Diane Ravitch’s blog alerts us to the cuts that are included in the Trump administration’s new budget which eliminates funding for the Corporations for Public Broadcasting and the National Endowment for the Arts and Humanities. While federal funds account for a miniscule percentage of federal spending, these “crumbs” are still critical in making the arts available, particularly in rural and low income areas of the country.

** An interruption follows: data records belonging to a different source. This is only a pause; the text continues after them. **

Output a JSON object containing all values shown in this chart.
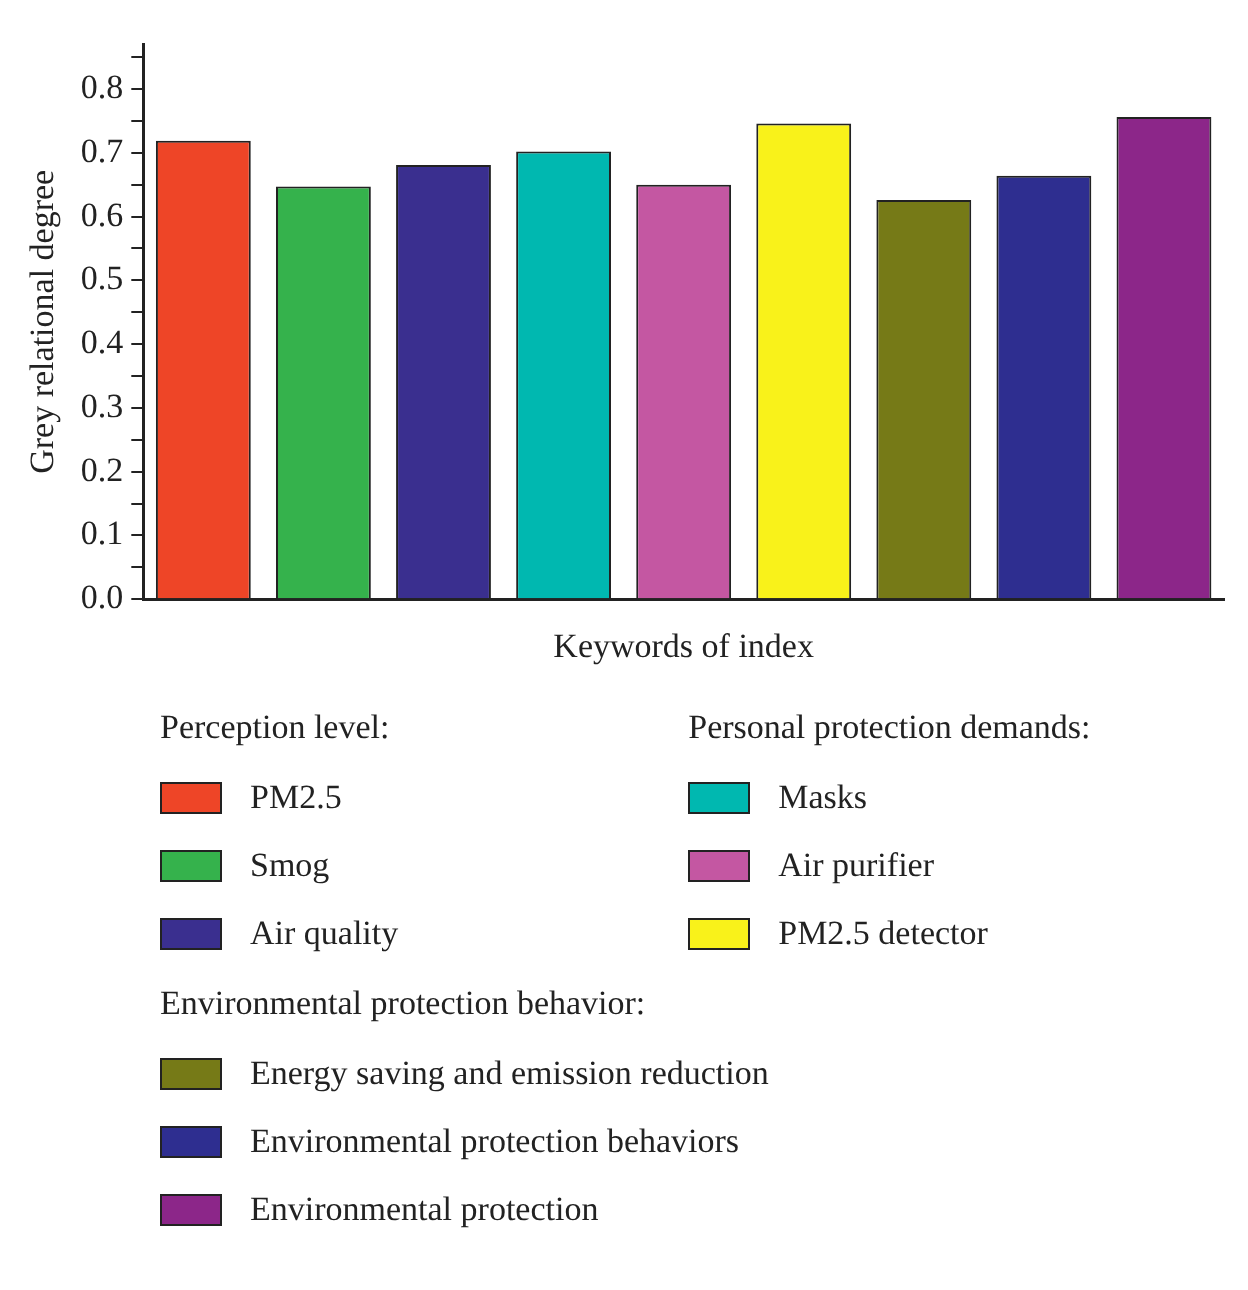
{
  "chart_data": {
    "type": "bar",
    "ylabel": "Grey relational degree",
    "xlabel": "Keywords of index",
    "categories": [
      null,
      null,
      null,
      null,
      null,
      null,
      null,
      null,
      null
    ],
    "series": [
      {
        "name": "PM2.5",
        "color": "#ee4527",
        "values": [
          0.719,
          null,
          null,
          null,
          null,
          null,
          null,
          null,
          null
        ]
      },
      {
        "name": "Smog",
        "color": "#35b24c",
        "values": [
          null,
          0.647,
          null,
          null,
          null,
          null,
          null,
          null,
          null
        ]
      },
      {
        "name": "Air quality",
        "color": "#3a2f8f",
        "values": [
          null,
          null,
          0.681,
          null,
          null,
          null,
          null,
          null,
          null
        ]
      },
      {
        "name": "Masks",
        "color": "#00b8b0",
        "values": [
          null,
          null,
          null,
          0.702,
          null,
          null,
          null,
          null,
          null
        ]
      },
      {
        "name": "Air purifier",
        "color": "#c457a2",
        "values": [
          null,
          null,
          null,
          null,
          0.65,
          null,
          null,
          null,
          null
        ]
      },
      {
        "name": "PM2.5 detector",
        "color": "#f9f21a",
        "values": [
          null,
          null,
          null,
          null,
          null,
          0.746,
          null,
          null,
          null
        ]
      },
      {
        "name": "Energy saving and emission reduction",
        "color": "#767a17",
        "values": [
          null,
          null,
          null,
          null,
          null,
          null,
          0.626,
          null,
          null
        ]
      },
      {
        "name": "Environmental protection behaviors",
        "color": "#2e2e90",
        "values": [
          null,
          null,
          null,
          null,
          null,
          null,
          null,
          0.664,
          null
        ]
      },
      {
        "name": "Environmental protection",
        "color": "#8c2689",
        "values": [
          null,
          null,
          null,
          null,
          null,
          null,
          null,
          null,
          0.756
        ]
      }
    ],
    "annotations": [
      "Perception level:",
      "Personal protection demands:",
      "Environmental protection behavior:"
    ],
    "ylim": [
      0,
      0.87
    ],
    "yticks": [
      {
        "value": 0,
        "label": "0.0"
      },
      {
        "value": 0.05,
        "label": null
      },
      {
        "value": 0.1,
        "label": "0.1"
      },
      {
        "value": 0.15,
        "label": null
      },
      {
        "value": 0.2,
        "label": "0.2"
      },
      {
        "value": 0.25,
        "label": null
      },
      {
        "value": 0.3,
        "label": "0.3"
      },
      {
        "value": 0.35,
        "label": null
      },
      {
        "value": 0.4,
        "label": "0.4"
      },
      {
        "value": 0.45,
        "label": null
      },
      {
        "value": 0.5,
        "label": "0.5"
      },
      {
        "value": 0.55,
        "label": null
      },
      {
        "value": 0.6,
        "label": "0.6"
      },
      {
        "value": 0.65,
        "label": null
      },
      {
        "value": 0.7,
        "label": "0.7"
      },
      {
        "value": 0.75,
        "label": null
      },
      {
        "value": 0.8,
        "label": "0.8"
      },
      {
        "value": 0.85,
        "label": null
      }
    ],
    "grid": false,
    "legend": "bottom"
  }
}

My concern here is that in the world of No Child Left Behind, we will indeed be failing our children if these cuts are put into effect. We should be cognizant of research that demonstrates that the study and experience of the arts contributes to student achievement and student success. With the No Child Left Behind Act, the government began assessing students’ achievement and progress solely on scores on math and reading tests (“Arts and Smarts”, 2008, Evans). A study by the Center on Education policy highlights that as schools fell behind on tested core subjects, the more time they spent studying and testing those subjects. This had a significant effect on those schools with predominantly minority children (“Arts and Smarts”, 2008, Evans). Several recent studies have demonstrated that there might be a link between arts and improved math and reading skills (“Arts and Smarts”, 2008, Evans). It is clear that the arts can be used as a tool to train attention and arouse passion, which in turn, improves children’s cognition. Gains in measurable learning have correlated academic scores to arts education. In fact, cognitive neuroscientists from seven of the nation’s leading universities have recently begun to use sophisticated brain imaging technology to examine how music, dance and visual arts contribute to cognition and performance (Dana Consortium Project, Learning, Arts and the Brain, March 2008). These studies demonstrated that while participating in the arts, different regions of the brain are activated resulting in increased divergent thinking and brain activity. As educators, we have to reach a collective understanding that all children benefit from learning about and experiencing the arts. Increased time spent in the arts improves creative and critical skills, and students gain knowledge that they can take away and master other subjects with greater facility (“Arts for Life!”, 2014, Bush). Moreover, students who spend more time engaging in the arts score better on standardized tests, and even showed improvements outside of the classroom. These improvements included less TV time, more community service and less boredom in school (“Arts for Life!”, 2014, Bush). As the arts support biological development of the brain in ways that enhance the social and academic performance of our students, we should fight for every crumb of federal funding.
I choose to look at this as Trump throwing a bone w/a bit of red-meat attached to small-govt, TP, libertarian segments of his core supporters. The NEA, PBS, etc have already been cut to the bone by Republican admins since Reagan. Remember that Trump tends to throw a bone out there– or throw spaghetti to see what sticks. So WRITE AND CALL YOUR REPS to make your opinion known.